IsoleBianche

IX – Rio Yavarì: in navigazione.

Ecco di nuovo il fiume!

Il suo ritmo lento, sottile, quella monotonia dolce e molle di sfumature verdi a chiudere l’orizzonte da ogni lato. Nessuna appariscenza, nulla di eclatante, di immediatamente visibile; l’Amazzonia non è spettacolo, è meditazione, trascendenza.

L’occhio deve accostumarsi a leggere i dettagli a poco a poco, deve imparare a estrapolarli dall’insieme caotico come le tessere di un mosaico dal disegno indecifrabile e arcano.

Eccomi di nuovo qui, nella medesima condizione di un tempo sospeso nella memoria.

 

Così scrivevo, una trentina di anni fa, a proposito del viaggiare sul fiume:

Uno stadio della mente. La foresta che scivola davanti ai miei occhi come un film interminabile. Quella foresta che conosco, eppur così nuova. Quella foresta che sento così parte di me, eppure ignota, distante. Trascorre come i pensieri, come le immagini dei ricordi, nella sua muta presenza, ai confini, ai margini della vita. Appena si affaccia alla coscienza, come un sogno, un affascinante sogno multiforme.

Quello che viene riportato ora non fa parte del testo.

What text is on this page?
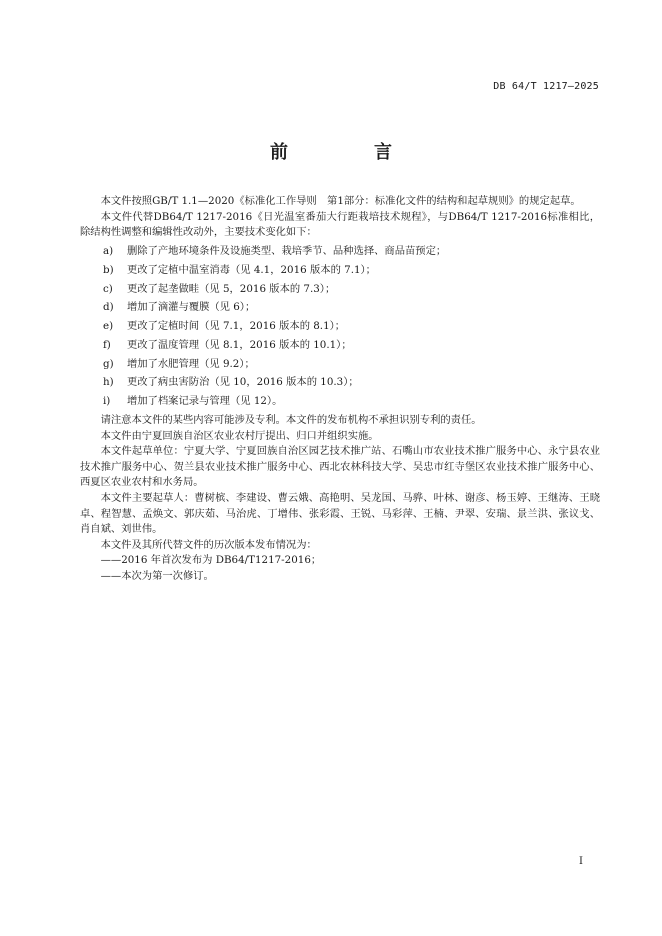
DB 64/T 1217—2025
前　言

本文件按照GB/T 1.1—2020《标准化工作导则　第1部分：标准化文件的结构和起草规则》的规定起草。

本文件代替DB64/T 1217-2016《日光温室番茄大行距栽培技术规程》，与DB64/T 1217-2016标准相比，除结构性调整和编辑性改动外，主要技术变化如下：

a)	删除了产地环境条件及设施类型、栽培季节、品种选择、商品苗预定；
b)	更改了定植中温室消毒（见 4.1，2016 版本的 7.1）；
c)	更改了起垄做畦（见 5，2016 版本的 7.3）；
d)	增加了滴灌与覆膜（见 6）；
e)	更改了定植时间（见 7.1，2016 版本的 8.1）；
f)	更改了温度管理（见 8.1，2016 版本的 10.1）；
g)	增加了水肥管理（见 9.2）；
h)	更改了病虫害防治（见 10，2016 版本的 10.3）；
i)	增加了档案记录与管理（见 12）。

请注意本文件的某些内容可能涉及专利。本文件的发布机构不承担识别专利的责任。

本文件由宁夏回族自治区农业农村厅提出、归口并组织实施。

本文件起草单位：宁夏大学、宁夏回族自治区园艺技术推广站、石嘴山市农业技术推广服务中心、永宁县农业技术推广服务中心、贺兰县农业技术推广服务中心、西北农林科技大学、吴忠市红寺堡区农业技术推广服务中心、西夏区农业农村和水务局。

本文件主要起草人：曹树槟、李建设、曹云娥、高艳明、吴龙国、马骅、叶林、谢彦、杨玉婷、王继涛、王晓卓、程智慧、孟焕文、郭庆茹、马治虎、丁增伟、张彩霞、王锐、马彩萍、王楠、尹翠、安瑞、景兰洪、张议戈、肖自斌、刘世伟。

本文件及其所代替文件的历次版本发布情况为：

——2016 年首次发布为 DB64/T1217-2016；

——本次为第一次修订。

I
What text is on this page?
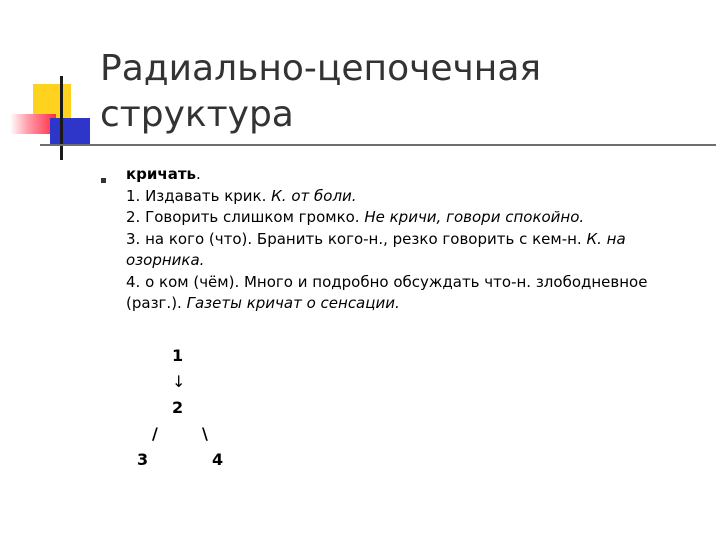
Радиально-цепочечная
структура
кричать.
1. Издавать крик. К. от боли.
2. Говорить слишком громко. Не кричи, говори спокойно.
3. на кого (что). Бранить кого-н., резко говорить с кем-н. К. на
озорника.
4. о ком (чём). Много и подробно обсуждать что-н. злободневное
(разг.). Газеты кричат о сенсации.
1
↓
2
/	\
3	4
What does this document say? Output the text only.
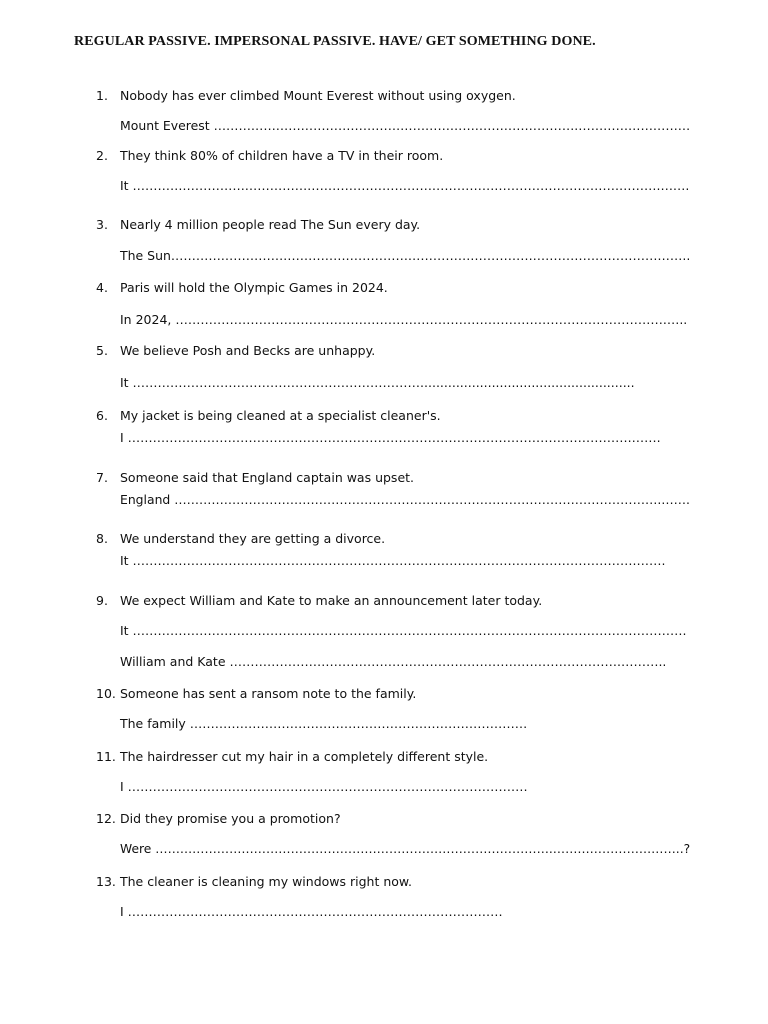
REGULAR PASSIVE. IMPERSONAL PASSIVE. HAVE/ GET SOMETHING DONE.
1. Nobody has ever climbed Mount Everest without using oxygen.
Mount Everest …………………………………………………………………………….………………………
2. They think 80% of children have a TV in their room.
It ……………………………………………………………………………………………………………….…….
3. Nearly 4 million people read The Sun every day.
The Sun……………………………………………………………………………………………………………..
4. Paris will hold the Olympic Games in 2024.
In 2024, ……………………………………………………………………………………………………….…..
5. We believe Posh and Becks are unhappy.
It ……………………………………………………………......................................................
6. My jacket is being cleaned at a specialist cleaner's.
I ………………………………………………………………………………………………………….…….
7. Someone said that England captain was upset.
England ……………………………………………………………………………………………………….…….
8. We understand they are getting a divorce.
It ………………………………………………………………………………………………………….…….
9. We expect William and Kate to make an announcement later today.
It …………………………………………………………………………………………………………………….
William and Kate ………………………………………………………………………………….………..
10. Someone has sent a ransom note to the family.
The family ………………………………………………………………………
11. The hairdresser cut my hair in a completely different style.
I ……………………………………………………………………………………
12. Did they promise you a promotion?
Were …………………………………………………………………………………….…………………………..?
13. The cleaner is cleaning my windows right now.
I ………………………………………………………………………………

Verde su verde, alberi che danzano nell’immensità dei secoli, dei millenni, ora qui, sotto questo cielo plumbeo, greve di pioggia, di tempesta. Ci sarà mai una fine a questo viaggio? Ci sarà mai un luogo che possa racchiudere, contenere il senso di tutto? Quel significato che si perde qui, tra i meandri di questi canali, nelle giravolte del fiume, tra le fronde degli alberi per finire nel nulla. O forse è vano cercare perché quel luogo non esiste, perché il senso di tutto sta nel cercare e basta, nel cercare interminabile come questa foresta. Che pulsa di vita, celata tra le pieghe dei suoi segreti.”

 

Sono i dettagli a dare un senso al tutto, i particolari microscopici, le ombre, i suoni, dove l’infinitesimale alimenta la vita dell’acqua, della selva e crea leggende che comprendi nascere da suggestioni arcaiche. Come quella dei delfini rosa.

 

Proprio in questo momento ci accompagna una coppia di delfini per un lungo tratto di navigazione, saltano sull’acqua e sfiatano aria in potenti zampilli per poi svanire nelle profondità. Questi mammiferi amano giocare nelle tranquille anse del fiume, mi dice Hector, ma le indigene li temono assai perché raccontano, tra verità e leggenda, appunto, di venire assalite dagli esemplari maschi eccitati al loro odore. Si narra di canoe rovesciate dai bufeos in calore per possedere le indigene nelle acque profonde e oscure. Si dice anche che siano del pari abili a trasformarsi in giovanotti aitanti che nella confusione delle feste corteggiano le ragazze per poi rapirle. L’unico modo per smascherarli è toglier loro il cappello del quale non possono fare a meno per nascondere il foro di sfiato sulla testa. Di contro, i pescatori che ne catturano le femmine sostengono che nessuna donna le eguaglia in abilità e ardore, apprezzandone la vagina che gli stregoni utilizzano per preparare potenti afrodisiaci.

Per quanto io cerchi di catturarli in un immagine apprezzabile, non riesco a inquadrarli nel mirino della macchina fotografica. I bufeos sembrano prendersi gioco di me, nascondendosi per un tempo infinito e ricomparire all’improvviso dove meno me te li aspetti. Sempre troppo in là per dirsi interessati a noi.

E mi viene da pensare alle parole di Hector.

Queste leggende rivelano la sensualità della luce che si posa delicata sulle acque, la sua complicità quando le fanciulle si attardano a lavare i panni giù al fiume e sono facile preda degli intrighi amorosi.